Prayer is the Christian form of protest and petition. It is of course the Church's protest to God; when we pray, our petitions go before him. In the end, what I decided to do, with no other option that day that I believed would be more effective, was go on my usual mid-afternoon walk and present my prayers to God (albeit privately).

I'm not saying there is anything wrong with, or not good about, Christians getting behind appropriate protests and petition efforts. But what I did feel that day of debate in Parliement is what I think is so easy for us to forget in all forms of activism: there is something better, profoundly better, that we can all be doing to change the outcome of any day.

In all that we do as Christians, we need to ensure our actions are motivated by faith in him not faith in human effort, organisation and influence. And in all we do, we need to focus on responding in love for the world, not judgement of the world. And this will change the way we protest and petition publicly.
Firstly, of course, we need to be praying in the first place, before we do anything else. Prayer is the Christian's work as we respond to him in faith, and prayer works because he responds to our faith in him with his work! But if we really believe this, not only will we be changing the world by praying privately, we'll be praying publicly as well. As Christians we are always praying privately, but we pray publically often too.

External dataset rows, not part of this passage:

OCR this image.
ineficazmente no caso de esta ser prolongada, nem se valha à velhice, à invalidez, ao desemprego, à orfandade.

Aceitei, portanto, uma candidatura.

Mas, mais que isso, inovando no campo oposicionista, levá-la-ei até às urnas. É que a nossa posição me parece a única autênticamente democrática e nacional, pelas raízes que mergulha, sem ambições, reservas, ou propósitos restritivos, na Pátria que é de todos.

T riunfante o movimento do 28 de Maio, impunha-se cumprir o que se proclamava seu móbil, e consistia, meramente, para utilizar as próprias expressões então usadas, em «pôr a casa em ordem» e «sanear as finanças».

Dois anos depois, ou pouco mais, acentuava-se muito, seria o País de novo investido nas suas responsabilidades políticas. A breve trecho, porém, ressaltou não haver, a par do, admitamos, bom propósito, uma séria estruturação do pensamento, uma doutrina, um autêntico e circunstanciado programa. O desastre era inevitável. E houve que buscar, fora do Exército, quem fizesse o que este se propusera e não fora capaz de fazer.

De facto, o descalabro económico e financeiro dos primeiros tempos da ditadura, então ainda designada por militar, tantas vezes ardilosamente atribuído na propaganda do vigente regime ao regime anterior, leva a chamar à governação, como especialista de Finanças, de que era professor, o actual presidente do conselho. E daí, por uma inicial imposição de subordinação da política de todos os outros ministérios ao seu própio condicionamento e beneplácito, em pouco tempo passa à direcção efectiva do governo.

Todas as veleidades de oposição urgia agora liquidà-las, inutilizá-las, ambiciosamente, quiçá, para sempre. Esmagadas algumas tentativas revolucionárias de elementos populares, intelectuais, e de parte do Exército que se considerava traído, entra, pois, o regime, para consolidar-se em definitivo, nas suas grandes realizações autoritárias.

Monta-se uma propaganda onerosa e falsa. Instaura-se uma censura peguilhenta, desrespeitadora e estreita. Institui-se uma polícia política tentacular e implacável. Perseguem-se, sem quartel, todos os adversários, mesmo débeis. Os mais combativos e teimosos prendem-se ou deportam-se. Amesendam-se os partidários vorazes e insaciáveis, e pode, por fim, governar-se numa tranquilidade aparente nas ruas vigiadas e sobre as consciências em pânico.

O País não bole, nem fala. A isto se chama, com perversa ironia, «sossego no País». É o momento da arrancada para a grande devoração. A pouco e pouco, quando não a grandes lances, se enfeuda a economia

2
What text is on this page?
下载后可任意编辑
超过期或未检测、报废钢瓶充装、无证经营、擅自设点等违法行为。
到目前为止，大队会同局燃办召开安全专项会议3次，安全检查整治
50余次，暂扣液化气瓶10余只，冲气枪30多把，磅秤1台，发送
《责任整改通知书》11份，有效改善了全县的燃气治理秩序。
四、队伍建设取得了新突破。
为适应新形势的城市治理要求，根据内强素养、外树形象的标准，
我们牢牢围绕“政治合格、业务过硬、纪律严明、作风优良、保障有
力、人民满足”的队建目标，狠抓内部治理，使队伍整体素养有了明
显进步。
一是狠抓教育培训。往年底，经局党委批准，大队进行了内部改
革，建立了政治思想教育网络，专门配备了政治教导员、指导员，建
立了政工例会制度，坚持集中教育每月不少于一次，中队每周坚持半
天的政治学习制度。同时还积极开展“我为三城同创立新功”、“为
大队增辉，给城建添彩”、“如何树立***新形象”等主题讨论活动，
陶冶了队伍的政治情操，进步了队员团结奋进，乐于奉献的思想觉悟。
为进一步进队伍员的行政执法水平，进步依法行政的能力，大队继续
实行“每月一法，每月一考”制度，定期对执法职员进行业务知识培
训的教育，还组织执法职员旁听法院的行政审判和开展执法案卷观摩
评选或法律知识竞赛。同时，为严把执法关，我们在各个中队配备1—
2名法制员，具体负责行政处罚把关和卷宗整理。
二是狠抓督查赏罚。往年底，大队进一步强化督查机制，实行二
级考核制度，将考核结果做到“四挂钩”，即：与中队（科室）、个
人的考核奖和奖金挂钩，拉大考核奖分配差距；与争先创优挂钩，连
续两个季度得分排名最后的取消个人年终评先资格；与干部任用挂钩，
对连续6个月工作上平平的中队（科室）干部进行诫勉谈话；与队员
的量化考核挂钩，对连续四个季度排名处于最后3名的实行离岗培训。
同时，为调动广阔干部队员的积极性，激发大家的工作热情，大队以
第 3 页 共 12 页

Our public meetings are examples of public prayer.

And when we do pray publically, we are in fact protesting and petitioning in a whole new way, in a distinctly Christian way. And therefore in a more effective way.

Prayer is more effective as a form of public protest and a form of petition, firstly of course because it is guaranteed to be heard by the law giver and highest authority himself. But not only that, it's more effective in an 'earthly' sense as well as a means of speaking to the world, albeit indirectly.

And that's because by praying publicly -- not to be 'seen by men' (cf Matthew 6) as a show of righteousness but certainly to be 'heard' by them as they listen in to our appeal to God -- we can sound a clear and intelligible note to the public that sends a better message to them and to the members of Parliament and the media than a 'silent protest'.

They need to be able to easily hear in our careful and thoughtful prayers both a compassion for the world and a respect for government; we are not against the government or against the world - we are for God and godliness and good and healthy society. 

But by praying rather than protesting, and audibly rather than silently, we can hold together both these things without separating truth from love, criticism from good works. 

For when we pray we are expressing both faith in God and works for men. We can protest God with a petition not just to change the law and the government, but also to change us ourselves and then from that, our society. We can stand not just publicly but spiritually too, standing not just before Parliament but primarily before God for him to change us all from the inward out, from our hearts to our minds to our works to our society.

I'll be the first to admit, I've got a pretty poor track record as far attending prayer meetings goes. Almost as bad as my track record for attending protests (not quite!) I think I need to lift my game, definitely, and these reflections have helped me to identify that. And also, they've helped me to clarify which form of activism I will be focusing my efforts on. I need to get with the destinctively Christian program of petition to the God whose agenda it is to hear our protests.